The bottleneck in chip supply is spiralling into a crisis with systemic implications. Joy Green looks at the cluster of signals that is now emerging, and has the potential to shape the global outlook for the decade ahead.
A dip in production of computer chips that began with pandemic-related production cuts has now spiralled into a chronic crisis that could last as long as two years.
As the pandemic took hold globally last year, demand for chips was expected to drop, as major car manufacturers cut their orders, and chip manufacturers switched and cut production accordingly. However the boom in screen time and home electronics during national lockdowns actually boosted demand for chips, and car orders rebounded much sooner than expected, causing a global shortfall. This was then exacerbated further by a fire in a semiconductor facility in Japan, and the cold snap in Texas which hit chip production by Samsung and others.
In normal industries, recovering a dip in production is fairly straightforward. However the production of advanced semicondutor chips is a very costly, complex and lengthy process that cannot be ramped up quickly; new chip fabrication facilities take years to build, cost billions, and become obsolete quickly. As a result, only a few companies are able to cope with the brutal economics involved, with the result that global supply is dominated by just two giants, TSMC in Taiwan and Samsung in South Korea. IBM’s president recently said that he now expects the shortage to last two years.

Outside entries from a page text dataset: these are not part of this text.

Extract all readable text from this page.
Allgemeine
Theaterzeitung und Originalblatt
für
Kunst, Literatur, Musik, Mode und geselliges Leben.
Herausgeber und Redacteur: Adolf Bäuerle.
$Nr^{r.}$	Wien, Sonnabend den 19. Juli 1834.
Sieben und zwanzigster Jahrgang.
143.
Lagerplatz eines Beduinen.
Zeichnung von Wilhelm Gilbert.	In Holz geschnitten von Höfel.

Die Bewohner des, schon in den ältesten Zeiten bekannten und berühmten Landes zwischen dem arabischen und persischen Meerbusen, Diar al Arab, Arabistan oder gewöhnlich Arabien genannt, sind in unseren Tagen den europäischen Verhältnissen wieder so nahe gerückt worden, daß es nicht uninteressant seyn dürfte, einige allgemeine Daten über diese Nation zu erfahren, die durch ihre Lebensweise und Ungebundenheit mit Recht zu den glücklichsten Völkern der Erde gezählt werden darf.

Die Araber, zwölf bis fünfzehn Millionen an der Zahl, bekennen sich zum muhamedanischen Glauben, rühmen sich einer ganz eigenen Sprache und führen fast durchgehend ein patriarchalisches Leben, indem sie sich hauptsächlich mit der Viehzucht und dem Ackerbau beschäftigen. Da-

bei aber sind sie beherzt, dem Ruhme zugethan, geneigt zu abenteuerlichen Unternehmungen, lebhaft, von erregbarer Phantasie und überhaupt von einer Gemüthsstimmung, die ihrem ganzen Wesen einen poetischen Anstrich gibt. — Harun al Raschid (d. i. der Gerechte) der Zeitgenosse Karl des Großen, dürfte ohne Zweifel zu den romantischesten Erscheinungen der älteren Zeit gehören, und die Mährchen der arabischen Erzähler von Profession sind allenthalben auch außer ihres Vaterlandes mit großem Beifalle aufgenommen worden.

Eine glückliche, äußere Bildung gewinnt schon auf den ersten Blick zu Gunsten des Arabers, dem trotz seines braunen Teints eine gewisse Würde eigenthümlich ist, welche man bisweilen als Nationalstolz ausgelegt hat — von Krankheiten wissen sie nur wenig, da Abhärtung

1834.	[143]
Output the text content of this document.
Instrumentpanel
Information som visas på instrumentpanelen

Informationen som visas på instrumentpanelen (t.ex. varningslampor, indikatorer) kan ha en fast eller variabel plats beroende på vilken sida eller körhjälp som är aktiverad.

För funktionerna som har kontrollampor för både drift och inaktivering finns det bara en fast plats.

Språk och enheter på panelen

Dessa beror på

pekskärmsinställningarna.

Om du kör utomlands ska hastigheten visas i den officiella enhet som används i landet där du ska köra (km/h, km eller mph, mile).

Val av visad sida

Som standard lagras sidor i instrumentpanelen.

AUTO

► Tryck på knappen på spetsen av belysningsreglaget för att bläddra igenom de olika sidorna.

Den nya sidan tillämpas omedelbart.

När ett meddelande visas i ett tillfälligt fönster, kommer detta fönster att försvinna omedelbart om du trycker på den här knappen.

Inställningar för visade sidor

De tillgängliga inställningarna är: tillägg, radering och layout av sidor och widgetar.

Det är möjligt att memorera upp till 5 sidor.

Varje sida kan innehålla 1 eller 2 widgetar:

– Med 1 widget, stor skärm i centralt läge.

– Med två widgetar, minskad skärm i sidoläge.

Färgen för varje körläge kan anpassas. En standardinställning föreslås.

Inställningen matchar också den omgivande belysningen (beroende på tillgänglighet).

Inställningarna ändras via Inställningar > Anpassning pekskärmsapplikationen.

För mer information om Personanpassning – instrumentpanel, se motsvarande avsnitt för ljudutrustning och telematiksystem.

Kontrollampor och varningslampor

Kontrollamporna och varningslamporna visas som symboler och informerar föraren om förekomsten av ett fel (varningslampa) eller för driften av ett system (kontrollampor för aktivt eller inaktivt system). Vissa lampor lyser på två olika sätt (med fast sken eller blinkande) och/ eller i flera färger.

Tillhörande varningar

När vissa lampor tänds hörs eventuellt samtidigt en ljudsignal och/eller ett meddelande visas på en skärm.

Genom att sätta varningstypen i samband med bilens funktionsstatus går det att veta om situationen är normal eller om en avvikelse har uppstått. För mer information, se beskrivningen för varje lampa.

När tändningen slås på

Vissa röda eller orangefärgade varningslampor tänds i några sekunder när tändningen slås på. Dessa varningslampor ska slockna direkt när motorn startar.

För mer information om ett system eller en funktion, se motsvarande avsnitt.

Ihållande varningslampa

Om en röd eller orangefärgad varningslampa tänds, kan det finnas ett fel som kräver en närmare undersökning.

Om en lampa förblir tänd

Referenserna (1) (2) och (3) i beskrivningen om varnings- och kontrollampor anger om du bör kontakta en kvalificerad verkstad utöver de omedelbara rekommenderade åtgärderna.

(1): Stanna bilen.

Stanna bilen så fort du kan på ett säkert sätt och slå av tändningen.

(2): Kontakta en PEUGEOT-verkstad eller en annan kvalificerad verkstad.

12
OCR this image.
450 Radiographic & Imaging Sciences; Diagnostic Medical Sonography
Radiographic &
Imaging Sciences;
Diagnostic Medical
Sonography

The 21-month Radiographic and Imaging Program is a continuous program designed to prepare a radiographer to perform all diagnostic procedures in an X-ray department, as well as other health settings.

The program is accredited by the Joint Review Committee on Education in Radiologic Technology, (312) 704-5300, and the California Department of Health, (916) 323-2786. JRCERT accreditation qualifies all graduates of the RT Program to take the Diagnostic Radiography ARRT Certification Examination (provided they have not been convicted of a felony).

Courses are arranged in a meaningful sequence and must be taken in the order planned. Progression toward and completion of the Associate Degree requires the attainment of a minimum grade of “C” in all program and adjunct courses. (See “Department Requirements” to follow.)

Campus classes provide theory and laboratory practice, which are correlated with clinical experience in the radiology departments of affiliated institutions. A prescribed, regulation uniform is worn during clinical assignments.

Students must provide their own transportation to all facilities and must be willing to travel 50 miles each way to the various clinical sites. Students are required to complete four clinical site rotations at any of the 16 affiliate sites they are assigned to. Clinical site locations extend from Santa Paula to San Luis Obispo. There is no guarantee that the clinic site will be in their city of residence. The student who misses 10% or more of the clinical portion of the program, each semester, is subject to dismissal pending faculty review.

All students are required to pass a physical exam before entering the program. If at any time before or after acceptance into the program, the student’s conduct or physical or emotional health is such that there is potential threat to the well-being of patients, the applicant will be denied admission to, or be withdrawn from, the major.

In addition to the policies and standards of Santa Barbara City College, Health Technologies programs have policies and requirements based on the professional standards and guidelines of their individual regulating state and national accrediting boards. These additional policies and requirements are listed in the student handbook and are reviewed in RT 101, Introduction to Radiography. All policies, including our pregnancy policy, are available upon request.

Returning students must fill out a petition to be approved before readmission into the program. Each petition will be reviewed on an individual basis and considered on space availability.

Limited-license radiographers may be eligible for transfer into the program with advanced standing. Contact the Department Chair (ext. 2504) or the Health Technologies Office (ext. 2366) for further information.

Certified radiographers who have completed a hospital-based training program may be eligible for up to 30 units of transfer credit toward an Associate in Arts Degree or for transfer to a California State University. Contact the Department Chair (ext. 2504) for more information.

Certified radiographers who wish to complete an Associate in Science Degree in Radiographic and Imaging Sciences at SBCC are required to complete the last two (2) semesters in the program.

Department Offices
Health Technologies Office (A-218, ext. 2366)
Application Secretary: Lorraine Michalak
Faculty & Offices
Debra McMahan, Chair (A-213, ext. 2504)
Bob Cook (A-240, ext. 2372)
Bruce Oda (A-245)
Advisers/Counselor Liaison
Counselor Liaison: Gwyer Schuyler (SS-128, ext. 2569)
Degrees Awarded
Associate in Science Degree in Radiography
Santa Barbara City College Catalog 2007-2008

The shortage is already hitting car manufacturers and could potentially slow the transition to electric vehicles (EVs) by affecting production numbers. However many other industries will also be affected as the shortage drags on, from household appliances and consumer electronics to the actual process of manufacturing itself. Inflation may start to increase as production falls, complicating recovery plans as the world tries to rebound from the economic impacts of the still ongoing pandemic. And of course ultimately every part of modern economies is reliant on computing power, from healthcare to finance.
Self-sufficiency or international co-operation?
An important geopolitical element is also emerging, as 92% of the world’s most advanced semiconductors are produced in Taiwan by TSMC. This is a massive headstart that will take any other country years to catch-up on. But it is becoming clear what a bottleneck this can be for the global economy, to have production so tightly concentrated in one place. It also sharpens the technological and political rivalry between the US and China. Both countries were already increasing their political and military focus on Taiwan, and both are also now scrambling to build self-sufficiency in these essential components for modern economies, in a disconcerting echo of the 20th century geopolitical fixation with oil production that produced client states, resource shocks and extended conflict.
However a retread of those dynamics are not the only possibility. Analysts who map the semiconductor value chain are calling for a different solution. Jim Lee from MERICS says, “The smart way to build resilience across the global supply chain is greater coordination across different countries, rather than chasing self-sufficiency with the huge risk and expense that would involve.” In other words, a move towards international co-operation needs to trump the siren calls of nationalist self-sufficiency. There is an interesting wider symmetry here with the pandemic itself, where it is similarly clear that the fastest successful ‘exit’ for the world will require international co-operation on vaccine manufacturing and distribution, and a move away from the temptations of vaccine nationalism and the illusion of self-sufficiency. The choice of exit route for this computer chip shortage has wider implications than just manufacturing, and could be a shaping factor for the global outlook for the decade ahead.